The name of track six, Fir Bolg, must translate to something along the lines of ‘shake it’ and sounds a lot like music belly dancers. Odd but very effective. 

Completely unlike anything you’re likely to be listening to right now, Kila’s uniqueness makes them worth a listen.

Catriona Boyle


The Ike Reilly Assassination – Sparkle In The Finish/ Junkie Faithful (Rock Ridge Music) 

Double are never a good idea really are they? Unless you’re Smashing Pumpkins, which The Ike Reilly Assassination certainly aren’t. Sounding like a much more watery and whiny version of a nineties punk rock band, mixed with a the kind of ban who play barn dances, assassination sounds like a good plan to me. 

Sparkle In The Finish is full of up-tempo guitar heavy ‘the world is rubbish’ rants, that all start sounding the same by about track six. The nasal, straining vocals don’t help, and even the singer sounds bored. 

Funnily enough, if you make it to the second CD, it doesn’t get much better. Junkie Faithful sounds dated, tired, and completely irrelevant to anyone, save for a small group of Americans. The slower tempo tracks make it sound like the whole thing’s going to grind to a halt at any moment, and the one, four five chord sequence is done to it’s absolute death. 

Never mind a double album, even one album is too much here.

Catriona Boyle


Lenny Kravitz – It’s Time For A Love Revolution (Virgin Records) 

Ah Mr Kravtiz, that purveyor of generally bland music with the occasional blinder of a rock song thrown in. And he never seems to get any older. Well a Gill Scott-Heron type revolution this is not, but generally Kravitz stays away from being completely bland, and merely dips his toe in the pond occasionally.  

Love Revolution doesn’t open the album very well, and although the sentiment is there, it needs a good kick up the backside to sound like it really means it. The rock and roll scream at the end of the track is particularly embarrassing.  

Some strings pop up on Good Morning, but sadly only make the track feel like somewhat of a drudgery.  

There are glimpses of proper rock and roll though if you look hard enough.

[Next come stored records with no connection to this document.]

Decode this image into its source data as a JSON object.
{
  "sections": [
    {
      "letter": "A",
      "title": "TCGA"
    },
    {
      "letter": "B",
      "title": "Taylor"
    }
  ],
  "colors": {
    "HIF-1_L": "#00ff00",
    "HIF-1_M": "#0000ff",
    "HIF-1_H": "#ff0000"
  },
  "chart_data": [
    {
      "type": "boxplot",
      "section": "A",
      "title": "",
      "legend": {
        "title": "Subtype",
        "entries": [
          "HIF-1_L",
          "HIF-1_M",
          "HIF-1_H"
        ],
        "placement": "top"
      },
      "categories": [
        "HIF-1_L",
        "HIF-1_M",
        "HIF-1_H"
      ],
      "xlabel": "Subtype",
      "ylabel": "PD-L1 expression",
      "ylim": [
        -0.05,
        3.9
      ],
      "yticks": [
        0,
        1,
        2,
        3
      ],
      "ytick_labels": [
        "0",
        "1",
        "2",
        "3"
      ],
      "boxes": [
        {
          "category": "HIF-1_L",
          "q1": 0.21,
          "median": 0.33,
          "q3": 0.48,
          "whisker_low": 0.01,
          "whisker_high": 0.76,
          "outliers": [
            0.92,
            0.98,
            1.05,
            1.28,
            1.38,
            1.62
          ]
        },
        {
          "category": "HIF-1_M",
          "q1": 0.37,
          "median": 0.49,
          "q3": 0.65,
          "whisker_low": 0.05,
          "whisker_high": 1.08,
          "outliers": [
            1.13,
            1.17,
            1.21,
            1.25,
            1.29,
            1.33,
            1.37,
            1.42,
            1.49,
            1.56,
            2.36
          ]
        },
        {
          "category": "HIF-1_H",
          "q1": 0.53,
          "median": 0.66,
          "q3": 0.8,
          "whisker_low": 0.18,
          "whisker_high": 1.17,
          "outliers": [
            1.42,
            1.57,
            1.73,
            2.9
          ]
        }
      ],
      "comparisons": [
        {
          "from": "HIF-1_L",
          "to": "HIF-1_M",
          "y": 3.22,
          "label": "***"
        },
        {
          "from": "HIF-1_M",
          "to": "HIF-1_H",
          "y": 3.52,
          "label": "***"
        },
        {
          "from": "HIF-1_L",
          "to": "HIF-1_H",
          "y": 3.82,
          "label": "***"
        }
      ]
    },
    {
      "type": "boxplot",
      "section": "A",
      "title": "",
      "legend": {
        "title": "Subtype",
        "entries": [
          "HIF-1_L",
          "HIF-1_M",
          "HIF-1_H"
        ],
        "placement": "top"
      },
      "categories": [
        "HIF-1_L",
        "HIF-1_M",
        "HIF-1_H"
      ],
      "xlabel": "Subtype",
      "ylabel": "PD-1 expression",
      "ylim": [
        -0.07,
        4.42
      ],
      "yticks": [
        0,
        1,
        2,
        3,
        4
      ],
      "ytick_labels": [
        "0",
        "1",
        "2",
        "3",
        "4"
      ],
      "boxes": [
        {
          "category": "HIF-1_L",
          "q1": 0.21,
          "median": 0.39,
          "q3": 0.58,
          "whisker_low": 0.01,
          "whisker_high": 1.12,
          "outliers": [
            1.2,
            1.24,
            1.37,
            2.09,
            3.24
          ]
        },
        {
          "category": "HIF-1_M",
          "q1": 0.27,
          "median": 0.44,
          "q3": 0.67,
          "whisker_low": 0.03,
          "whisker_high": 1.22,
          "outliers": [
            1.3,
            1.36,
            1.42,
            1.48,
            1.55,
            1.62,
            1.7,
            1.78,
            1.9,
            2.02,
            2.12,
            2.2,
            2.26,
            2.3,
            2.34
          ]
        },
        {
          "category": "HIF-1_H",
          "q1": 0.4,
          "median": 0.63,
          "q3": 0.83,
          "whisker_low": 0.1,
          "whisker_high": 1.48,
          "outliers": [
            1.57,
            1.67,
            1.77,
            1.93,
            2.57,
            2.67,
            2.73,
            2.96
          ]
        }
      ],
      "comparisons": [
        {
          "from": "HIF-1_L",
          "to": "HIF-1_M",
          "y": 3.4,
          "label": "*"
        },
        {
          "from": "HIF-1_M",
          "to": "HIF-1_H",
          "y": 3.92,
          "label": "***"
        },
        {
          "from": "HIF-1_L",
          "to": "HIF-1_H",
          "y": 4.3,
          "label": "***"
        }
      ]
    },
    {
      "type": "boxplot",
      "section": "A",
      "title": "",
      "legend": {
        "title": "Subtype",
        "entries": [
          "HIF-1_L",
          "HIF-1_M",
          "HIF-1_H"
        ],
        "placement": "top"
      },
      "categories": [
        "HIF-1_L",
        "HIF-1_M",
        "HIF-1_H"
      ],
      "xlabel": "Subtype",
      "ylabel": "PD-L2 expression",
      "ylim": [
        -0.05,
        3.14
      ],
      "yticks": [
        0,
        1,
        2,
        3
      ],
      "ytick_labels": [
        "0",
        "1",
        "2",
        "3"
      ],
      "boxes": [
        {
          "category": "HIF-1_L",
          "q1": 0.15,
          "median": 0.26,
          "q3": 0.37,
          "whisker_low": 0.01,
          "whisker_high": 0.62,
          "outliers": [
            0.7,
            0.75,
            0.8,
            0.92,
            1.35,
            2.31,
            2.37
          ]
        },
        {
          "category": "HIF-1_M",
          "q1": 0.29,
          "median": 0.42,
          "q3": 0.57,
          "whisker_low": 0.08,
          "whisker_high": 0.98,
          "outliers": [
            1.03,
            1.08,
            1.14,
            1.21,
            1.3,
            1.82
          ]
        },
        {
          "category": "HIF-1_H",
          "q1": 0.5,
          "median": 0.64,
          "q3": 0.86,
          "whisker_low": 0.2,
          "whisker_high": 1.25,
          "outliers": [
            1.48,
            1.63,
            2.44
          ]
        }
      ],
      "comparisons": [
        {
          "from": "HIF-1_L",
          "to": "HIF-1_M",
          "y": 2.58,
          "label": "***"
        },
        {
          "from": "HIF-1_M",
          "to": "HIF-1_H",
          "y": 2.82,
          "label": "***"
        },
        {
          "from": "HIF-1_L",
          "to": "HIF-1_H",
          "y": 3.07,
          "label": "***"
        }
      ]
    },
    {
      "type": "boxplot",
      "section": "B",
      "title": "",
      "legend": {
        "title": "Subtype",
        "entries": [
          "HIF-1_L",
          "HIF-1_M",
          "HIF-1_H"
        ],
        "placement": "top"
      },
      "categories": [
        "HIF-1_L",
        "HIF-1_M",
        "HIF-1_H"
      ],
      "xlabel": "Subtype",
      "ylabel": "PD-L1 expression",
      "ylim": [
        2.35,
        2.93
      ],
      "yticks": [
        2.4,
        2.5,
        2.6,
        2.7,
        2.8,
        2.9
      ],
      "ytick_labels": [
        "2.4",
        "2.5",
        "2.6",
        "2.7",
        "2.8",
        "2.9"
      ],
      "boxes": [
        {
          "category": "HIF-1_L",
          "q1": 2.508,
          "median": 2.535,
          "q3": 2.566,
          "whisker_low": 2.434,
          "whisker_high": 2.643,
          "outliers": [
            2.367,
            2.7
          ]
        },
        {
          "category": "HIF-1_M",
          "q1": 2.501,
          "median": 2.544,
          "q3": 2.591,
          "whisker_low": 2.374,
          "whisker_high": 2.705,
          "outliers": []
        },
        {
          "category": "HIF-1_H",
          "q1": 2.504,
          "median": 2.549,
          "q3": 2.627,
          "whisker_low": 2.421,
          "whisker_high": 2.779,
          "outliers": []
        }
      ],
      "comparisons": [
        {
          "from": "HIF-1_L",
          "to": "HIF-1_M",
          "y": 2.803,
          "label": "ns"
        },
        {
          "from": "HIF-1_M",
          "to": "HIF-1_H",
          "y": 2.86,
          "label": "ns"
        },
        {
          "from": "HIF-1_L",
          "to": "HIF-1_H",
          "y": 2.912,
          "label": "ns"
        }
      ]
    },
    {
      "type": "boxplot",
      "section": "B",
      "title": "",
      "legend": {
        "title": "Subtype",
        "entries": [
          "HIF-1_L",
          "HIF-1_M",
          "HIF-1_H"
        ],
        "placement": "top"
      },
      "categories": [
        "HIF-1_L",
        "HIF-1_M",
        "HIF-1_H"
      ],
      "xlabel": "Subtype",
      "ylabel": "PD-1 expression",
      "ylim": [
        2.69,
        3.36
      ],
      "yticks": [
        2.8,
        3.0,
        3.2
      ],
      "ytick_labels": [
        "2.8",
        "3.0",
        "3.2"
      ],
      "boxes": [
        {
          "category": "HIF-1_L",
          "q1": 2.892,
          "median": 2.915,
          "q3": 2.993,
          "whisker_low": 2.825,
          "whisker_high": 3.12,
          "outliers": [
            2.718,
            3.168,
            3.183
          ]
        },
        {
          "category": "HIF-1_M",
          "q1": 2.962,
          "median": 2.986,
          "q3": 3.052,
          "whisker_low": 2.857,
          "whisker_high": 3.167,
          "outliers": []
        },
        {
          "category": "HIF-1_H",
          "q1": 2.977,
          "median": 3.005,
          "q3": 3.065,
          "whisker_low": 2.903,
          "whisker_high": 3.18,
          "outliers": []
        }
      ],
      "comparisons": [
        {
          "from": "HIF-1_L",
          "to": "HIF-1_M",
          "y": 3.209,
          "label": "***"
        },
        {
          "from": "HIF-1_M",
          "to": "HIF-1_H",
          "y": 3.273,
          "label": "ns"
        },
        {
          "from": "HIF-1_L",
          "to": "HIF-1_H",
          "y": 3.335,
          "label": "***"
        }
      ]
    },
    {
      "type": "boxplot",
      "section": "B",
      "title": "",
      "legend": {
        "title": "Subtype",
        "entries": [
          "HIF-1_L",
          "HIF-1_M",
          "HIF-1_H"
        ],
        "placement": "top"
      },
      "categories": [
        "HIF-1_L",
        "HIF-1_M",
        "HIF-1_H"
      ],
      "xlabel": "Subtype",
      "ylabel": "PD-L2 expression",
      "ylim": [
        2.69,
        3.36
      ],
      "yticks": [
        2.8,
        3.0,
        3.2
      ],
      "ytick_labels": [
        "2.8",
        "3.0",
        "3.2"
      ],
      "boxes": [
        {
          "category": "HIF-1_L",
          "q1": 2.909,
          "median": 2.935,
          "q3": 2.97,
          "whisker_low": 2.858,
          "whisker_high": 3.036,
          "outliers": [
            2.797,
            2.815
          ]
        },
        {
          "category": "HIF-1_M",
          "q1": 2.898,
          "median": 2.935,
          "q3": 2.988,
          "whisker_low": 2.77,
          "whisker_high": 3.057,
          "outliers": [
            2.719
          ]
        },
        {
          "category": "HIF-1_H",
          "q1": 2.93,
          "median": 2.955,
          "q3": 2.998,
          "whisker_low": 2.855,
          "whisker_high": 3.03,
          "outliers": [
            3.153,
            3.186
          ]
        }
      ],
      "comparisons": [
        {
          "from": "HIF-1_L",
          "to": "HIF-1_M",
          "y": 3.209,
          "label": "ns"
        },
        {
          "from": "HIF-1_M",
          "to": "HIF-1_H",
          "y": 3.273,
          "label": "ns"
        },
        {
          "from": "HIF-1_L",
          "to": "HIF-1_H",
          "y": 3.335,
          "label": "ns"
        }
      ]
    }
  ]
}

The riff in Love Love Love is almost Prince-esque, and although the lyrics are a little cliché (don’t need no television/don’t need no movie stars) at least Kravtiz isn’t singing about his fast cars and fast women. 

Lenny Kravtiz is capable of a dirty, rotten rock and roll funk track now and again. Sadly for the rest of the time he turns into a bit of a big girls blouse and wants to sing about broken hearts. At his best he’s a protégée of Prince and James Brown, but at his worst he’s best friends with soggy boys Maroon 5.